TANGAIL, Nov 15, 2025 (BSS)  - Tangail’s traditional hand woven sarees are now gaining global appreciation for their comfort, craftsmanship and artistic works.   

Whether bought for personal use or as gifts, Tangail sarees remain an unmatched choice across Bangladesh and beyond.

Tangail’s sarees, known for their unique hand woven techniques, designs, and motifs, have become an international symbol of the district’s creativity and craftsmanship.

Tangail’s weaving tradition dates back to the late 19th century, established by Basak weavers who migrated from Dhaka and Dhamrai. Renowned artisans such as Anand Mohan Basak of Bajitpur, Sitanath Basak, Nil Kamal Basak of Chandi village, and Raghunath Basak of Pathrail have been pivotal in shaping the industry’s identity.

Weavers said that creating a Tangail saree requires both technical skill and artistic sensibility. Without traditional knowledge and dedication, real Tangail sarees cannot be made, they said, emphasizing that the craft has been preserved in Tangail for generations.

Pathrail, Chandi, Bajitpur and Putiajani remain the main weaving hubs, producing popular varieties such as cotton jamdani, soft silk, dhanshiri, baluchuri, gas silk, gold katan, dotari, chosha and silk sarees. Visitors to Pathrail can still hear the rhythmic clatter of looms throughout the day and night.
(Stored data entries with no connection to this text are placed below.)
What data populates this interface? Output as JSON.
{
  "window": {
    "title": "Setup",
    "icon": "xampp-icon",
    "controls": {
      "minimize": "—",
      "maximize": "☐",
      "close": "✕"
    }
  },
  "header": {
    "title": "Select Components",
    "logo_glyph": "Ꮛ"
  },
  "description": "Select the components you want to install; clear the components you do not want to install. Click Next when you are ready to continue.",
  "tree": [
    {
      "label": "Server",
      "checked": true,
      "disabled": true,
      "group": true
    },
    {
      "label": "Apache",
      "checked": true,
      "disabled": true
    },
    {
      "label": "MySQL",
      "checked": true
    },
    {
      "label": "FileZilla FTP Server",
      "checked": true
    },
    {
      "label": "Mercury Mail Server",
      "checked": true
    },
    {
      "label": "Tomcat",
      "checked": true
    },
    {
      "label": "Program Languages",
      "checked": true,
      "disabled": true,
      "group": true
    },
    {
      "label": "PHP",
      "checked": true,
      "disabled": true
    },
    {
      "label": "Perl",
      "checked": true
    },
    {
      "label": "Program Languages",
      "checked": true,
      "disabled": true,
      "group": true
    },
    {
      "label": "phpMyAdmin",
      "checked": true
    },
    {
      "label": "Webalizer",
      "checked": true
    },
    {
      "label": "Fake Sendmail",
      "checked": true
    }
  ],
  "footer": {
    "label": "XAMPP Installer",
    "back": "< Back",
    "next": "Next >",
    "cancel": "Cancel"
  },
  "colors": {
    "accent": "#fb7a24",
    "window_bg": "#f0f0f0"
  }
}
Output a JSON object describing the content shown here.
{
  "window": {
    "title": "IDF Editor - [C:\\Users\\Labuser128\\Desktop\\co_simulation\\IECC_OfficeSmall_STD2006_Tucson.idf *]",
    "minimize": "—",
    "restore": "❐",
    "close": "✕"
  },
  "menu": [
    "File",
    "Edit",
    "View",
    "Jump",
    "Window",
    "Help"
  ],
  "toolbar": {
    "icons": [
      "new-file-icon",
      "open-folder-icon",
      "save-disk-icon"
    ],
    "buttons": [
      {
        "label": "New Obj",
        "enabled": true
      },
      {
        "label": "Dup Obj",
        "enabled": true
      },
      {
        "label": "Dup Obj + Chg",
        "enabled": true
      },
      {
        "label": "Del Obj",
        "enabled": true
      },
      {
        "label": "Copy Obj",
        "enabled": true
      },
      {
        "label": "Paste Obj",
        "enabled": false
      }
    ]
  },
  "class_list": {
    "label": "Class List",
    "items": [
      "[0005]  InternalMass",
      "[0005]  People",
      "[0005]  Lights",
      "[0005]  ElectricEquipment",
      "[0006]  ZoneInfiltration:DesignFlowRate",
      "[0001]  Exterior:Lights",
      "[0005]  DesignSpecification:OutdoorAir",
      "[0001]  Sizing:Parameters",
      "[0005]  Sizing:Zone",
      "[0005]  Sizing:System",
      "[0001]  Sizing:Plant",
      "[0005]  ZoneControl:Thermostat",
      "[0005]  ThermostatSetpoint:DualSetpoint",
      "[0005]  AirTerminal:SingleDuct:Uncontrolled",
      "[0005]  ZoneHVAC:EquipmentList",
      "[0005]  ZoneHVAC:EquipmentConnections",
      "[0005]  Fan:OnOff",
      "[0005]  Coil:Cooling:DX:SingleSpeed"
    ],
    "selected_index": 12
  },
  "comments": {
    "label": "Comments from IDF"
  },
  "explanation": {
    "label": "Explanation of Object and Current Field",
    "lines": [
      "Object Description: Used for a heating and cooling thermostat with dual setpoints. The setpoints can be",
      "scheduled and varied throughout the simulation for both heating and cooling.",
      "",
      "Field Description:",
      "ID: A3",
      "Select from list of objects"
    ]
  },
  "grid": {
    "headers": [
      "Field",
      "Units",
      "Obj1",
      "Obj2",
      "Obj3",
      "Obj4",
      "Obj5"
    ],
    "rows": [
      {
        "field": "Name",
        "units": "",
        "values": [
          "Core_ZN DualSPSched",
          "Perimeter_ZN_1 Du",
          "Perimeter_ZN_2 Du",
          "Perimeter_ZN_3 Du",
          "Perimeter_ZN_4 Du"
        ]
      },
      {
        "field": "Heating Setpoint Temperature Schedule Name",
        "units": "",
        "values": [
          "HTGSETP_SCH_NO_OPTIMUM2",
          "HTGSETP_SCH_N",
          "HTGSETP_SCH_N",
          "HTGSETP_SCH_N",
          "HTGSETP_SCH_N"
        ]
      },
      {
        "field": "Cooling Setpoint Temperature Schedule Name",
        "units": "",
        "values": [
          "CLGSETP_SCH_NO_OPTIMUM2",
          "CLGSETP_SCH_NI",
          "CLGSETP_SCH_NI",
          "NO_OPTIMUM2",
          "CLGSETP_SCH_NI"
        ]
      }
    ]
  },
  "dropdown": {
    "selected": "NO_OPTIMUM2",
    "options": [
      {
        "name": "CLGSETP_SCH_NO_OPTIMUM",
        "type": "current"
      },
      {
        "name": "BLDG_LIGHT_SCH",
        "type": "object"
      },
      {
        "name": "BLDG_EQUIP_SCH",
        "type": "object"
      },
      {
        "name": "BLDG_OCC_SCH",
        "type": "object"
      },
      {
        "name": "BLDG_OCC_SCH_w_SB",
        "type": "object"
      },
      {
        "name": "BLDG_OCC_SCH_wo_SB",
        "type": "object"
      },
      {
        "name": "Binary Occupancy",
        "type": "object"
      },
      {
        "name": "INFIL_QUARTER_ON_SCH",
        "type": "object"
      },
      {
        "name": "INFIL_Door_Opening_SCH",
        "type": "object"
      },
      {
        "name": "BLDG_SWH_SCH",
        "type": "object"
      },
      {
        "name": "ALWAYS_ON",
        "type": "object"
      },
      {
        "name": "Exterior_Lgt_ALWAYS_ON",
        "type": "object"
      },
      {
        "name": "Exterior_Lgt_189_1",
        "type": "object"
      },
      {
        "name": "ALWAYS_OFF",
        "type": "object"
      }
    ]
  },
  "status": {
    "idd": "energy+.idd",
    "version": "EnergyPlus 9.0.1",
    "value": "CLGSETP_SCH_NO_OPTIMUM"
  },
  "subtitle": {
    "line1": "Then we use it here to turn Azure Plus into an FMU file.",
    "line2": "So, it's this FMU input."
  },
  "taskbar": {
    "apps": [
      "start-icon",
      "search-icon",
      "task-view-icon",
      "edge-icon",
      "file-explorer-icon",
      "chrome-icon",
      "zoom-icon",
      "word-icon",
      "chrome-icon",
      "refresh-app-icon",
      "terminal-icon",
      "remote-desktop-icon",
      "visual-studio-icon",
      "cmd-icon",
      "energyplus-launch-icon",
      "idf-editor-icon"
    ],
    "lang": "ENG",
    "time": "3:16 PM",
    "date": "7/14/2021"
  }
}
Around 10,000 weavers are currently involved in Tangail’s saree-making industry. Many operate looms inside their homes, often five to ten per household. Depending on the complexity of the design, weavers may take from one week to six months to complete a single saree.

Despite the global demand, weavers said their incomes have declined. Earlier, they earned Taka 700–800 per saree; now it has fallen to Taka 600–700.

Weaver Anwar Hossain shared, “I used to make three sarees a week. Now I make four, but wages remain low. Rice harvesters earn Taka 800–1,000 a day. If our wages increased, we could live better.”

Another weaver, Narayan Chandra, who has been in the profession for 23 years, said he earns Taka 600 per saree and produces five a week. “It has become difficult to run a family. The weaving villages aren’t as bustling as before, yet we continue the craft of our forefathers.”

Saree traders said the cost of production has increased from Taka 500 to over Taka 600 per saree, but selling prices have not risen proportionately. Raw material costs have surged, causing a downturn in domestic business.

Currently, Tangail sarees sell for Taka 500 to 20,000 depending on type and craftsmanship. Handloom sarees cost more, while power loom versions are cheaper.

Despite domestic challenges, Tangail sarees are highly sought after in Europe, the USA. Japan, Saudi Arabia and various Indian states.

Saree designer and prominent trader Neel Kamal Basak said, “We are introducing innovative designs to preserve tradition. If we get proper government support, Tangail sarees could bring significant foreign currency to Bangladesh.”

According to Raghunath Basak, president of the Tangail District Saree Traders Association, Tangail’s annual saree business typically amounts to around Taka 200 crore. But in recent years, production and sales have dropped due to capital shortages, lack of modern equipment, skill gaps, design challenges and insufficient marketing.

During festive seasons—Eid, Durga Puja and Pahela Baishakh—sales peak, particularly for silk, jamdani, soft silk, dotari, resham, and tissue silk sarees, priced between Taka 2,500 and Taka 16,500.

Deputy Commissioner Sharifa Haque confirmed that the district administration is actively working to promote Tangail sarees. Loom machines have been installed in Tangail District Jail to train inmates so they can secure post-release employment in the weaving sector.

“We hope Tangail’s traditional woven sarees will proudly establish themselves in the world market and survive with honor,” she said.

Despite the challenges, the artistry and heritage of Tangail’s woven sarees continue to flourish—sustained by generations of dedicated craftsmen who preserve one of Bangladesh’s most treasured cottage industries.